Event sourcing and CQRS are architectural patterns that solve specific problems but also introduce significant complexity. I think their use should be based on clear problem fit.

Event sourcing stores the history of state changes, or events, rather than the current state. This means instead of a database row that says 'order status: shipped', you have a sequence of events like OrderPlaced, PaymentConfirmed, OrderPacked, and OrderShipped. The current state is derived by replaying these events. This approach solves a few problems: it provides a complete audit trail without additional code, allows rebuilding projections from the event history, and enables temporal queries, such as what the state was at a specific time.

In one of my previous projects, we had an order management system that required a full audit trail for financial and compliance reasons. We used event sourcing to store over 100 million events per day. The event store was built using EventStoreDB, and we used Kafka as a message broker to handle event publishing. This setup allowed us to achieve high availability and scalability while maintaining a complete history of all state changes.
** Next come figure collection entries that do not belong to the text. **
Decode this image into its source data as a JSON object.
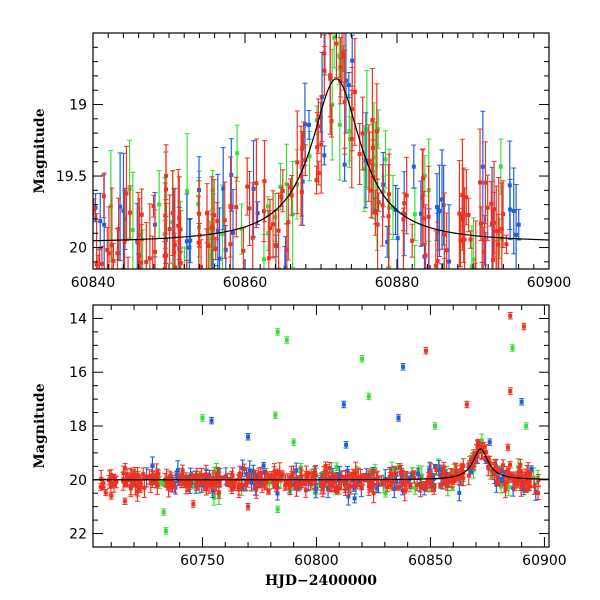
{
  "colors": {
    "green": "#3ddc3d",
    "blue": "#1f5fe0",
    "red": "#ee3322",
    "model": "#000000"
  },
  "chart_data": [
    {
      "type": "scatter",
      "xlim": [
        60840,
        60900
      ],
      "ylim": [
        20.15,
        18.5
      ],
      "y_inverted": true,
      "xticks": [
        60840,
        60860,
        60880,
        60900
      ],
      "xtick_labels": [
        "60840",
        "60860",
        "60880",
        "60900"
      ],
      "yticks": [
        19,
        19.5,
        20
      ],
      "ytick_labels": [
        "19",
        "19.5",
        "20"
      ],
      "xlabel": "",
      "ylabel": "Magnitude",
      "grid": false,
      "model": {
        "baseline": 19.97,
        "peak_time": 60872.0,
        "peak_mag": 18.82,
        "tE": 4.0
      },
      "series": [
        {
          "color": "green",
          "baseline": 19.97,
          "scatter": 0.22,
          "x_range": [
            60840,
            60895
          ],
          "n": 60
        },
        {
          "color": "blue",
          "baseline": 19.97,
          "scatter": 0.22,
          "x_range": [
            60840,
            60897
          ],
          "n": 70
        },
        {
          "color": "red",
          "baseline": 19.97,
          "scatter": 0.18,
          "x_range": [
            60840,
            60895
          ],
          "n": 160
        }
      ]
    },
    {
      "type": "scatter",
      "xlim": [
        60702,
        60902
      ],
      "ylim": [
        22.5,
        13.5
      ],
      "y_inverted": true,
      "xticks": [
        60750,
        60800,
        60850,
        60900
      ],
      "xtick_labels": [
        "60750",
        "60800",
        "60850",
        "60900"
      ],
      "yticks": [
        14,
        16,
        18,
        20,
        22
      ],
      "ytick_labels": [
        "14",
        "16",
        "18",
        "20",
        "22"
      ],
      "xlabel": "HJD−2400000",
      "ylabel": "Magnitude",
      "grid": false,
      "model": {
        "baseline": 20.0,
        "peak_time": 60872.0,
        "peak_mag": 18.85,
        "tE": 4.0
      },
      "outliers": [
        {
          "x": 60783,
          "y": 14.5,
          "color": "green"
        },
        {
          "x": 60787,
          "y": 14.8,
          "color": "green"
        },
        {
          "x": 60820,
          "y": 15.5,
          "color": "green"
        },
        {
          "x": 60886,
          "y": 15.1,
          "color": "green"
        },
        {
          "x": 60885,
          "y": 13.9,
          "color": "red"
        },
        {
          "x": 60891,
          "y": 14.3,
          "color": "red"
        },
        {
          "x": 60848,
          "y": 15.2,
          "color": "red"
        },
        {
          "x": 60838,
          "y": 15.8,
          "color": "blue"
        },
        {
          "x": 60885,
          "y": 16.7,
          "color": "red"
        },
        {
          "x": 60823,
          "y": 16.9,
          "color": "green"
        },
        {
          "x": 60812,
          "y": 17.2,
          "color": "blue"
        },
        {
          "x": 60866,
          "y": 17.2,
          "color": "red"
        },
        {
          "x": 60890,
          "y": 17.1,
          "color": "blue"
        },
        {
          "x": 60750,
          "y": 17.7,
          "color": "green"
        },
        {
          "x": 60754,
          "y": 17.8,
          "color": "blue"
        },
        {
          "x": 60782,
          "y": 17.6,
          "color": "green"
        },
        {
          "x": 60836,
          "y": 17.7,
          "color": "blue"
        },
        {
          "x": 60852,
          "y": 18.0,
          "color": "green"
        },
        {
          "x": 60892,
          "y": 18.0,
          "color": "green"
        },
        {
          "x": 60770,
          "y": 18.4,
          "color": "blue"
        },
        {
          "x": 60790,
          "y": 18.6,
          "color": "green"
        },
        {
          "x": 60813,
          "y": 18.7,
          "color": "blue"
        },
        {
          "x": 60876,
          "y": 18.6,
          "color": "blue"
        },
        {
          "x": 60884,
          "y": 18.8,
          "color": "red"
        },
        {
          "x": 60734,
          "y": 21.9,
          "color": "green"
        },
        {
          "x": 60733,
          "y": 21.2,
          "color": "green"
        },
        {
          "x": 60710,
          "y": 20.6,
          "color": "red"
        },
        {
          "x": 60716,
          "y": 20.8,
          "color": "red"
        },
        {
          "x": 60746,
          "y": 20.9,
          "color": "red"
        },
        {
          "x": 60770,
          "y": 21.0,
          "color": "red"
        },
        {
          "x": 60783,
          "y": 21.1,
          "color": "green"
        }
      ],
      "series": [
        {
          "color": "green",
          "baseline": 20.0,
          "scatter": 0.25,
          "x_range": [
            60725,
            60898
          ],
          "n": 120
        },
        {
          "color": "blue",
          "baseline": 20.0,
          "scatter": 0.25,
          "x_range": [
            60725,
            60898
          ],
          "n": 150
        },
        {
          "color": "red",
          "baseline": 20.05,
          "scatter": 0.2,
          "x_range": [
            60705,
            60898
          ],
          "n": 380
        }
      ]
    }
  ]
}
CQRS, on the other hand, separates the write model, which consists of commands that change state, from the read model, which handles queries that return data. The write model is optimized for consistency and business rule enforcement, while the read model is optimized for query performance and can be denormalized for specific queries the application performs. This solves the problem of conflicting requirements between the normalized write model and the denormalized read model in applications with complex reporting needs.

When implementing CQRS, a key trade-off is between consistency and performance. For example, in a system with high-volume reporting needs, you might choose to sacrifice some consistency in the read model to achieve better query performance. This could mean allowing for some delay between the write model and the read model being updated. In one system I worked on, we used a 5-minute delay to allow for batch processing of events, which significantly improved query performance without impacting business operations.

However, event sourcing and CQRS come with an operational complexity cost. They require an event store, projection engines to maintain read models from events, and handling eventual consistency between the write and read models. There's also the cognitive load of thinking in terms of events rather than current state. For applications with simple CRUD patterns and no requirements for audit trails or temporal queries, this complexity doesn't offer any benefits.

In my experience, these patterns are worth the complexity in systems where the benefits directly address specific requirements. They aren't a one-size-fits-all solution. When evaluating event sourcing and CQRS, I consider factors such as the need for audit trails, temporal queries, and complex reporting. If these features are essential, then the added complexity might be justified.

When implementing event sourcing in .NET, MassTransit and EventStoreDB are a practical foundation. MassTransit is a .NET message bus library that simplifies producer-consumer patterns and saga orchestration. EventStoreDB is a purpose-built event store with projection capabilities and a .NET client library. Together, they make event sourcing in .NET manageable.

For teams already using Dapr, Microsoft's Dapr pub/sub building block is an alternative to consider. The choice of tools often depends on the existing tech stack and the team's familiarity with the technologies.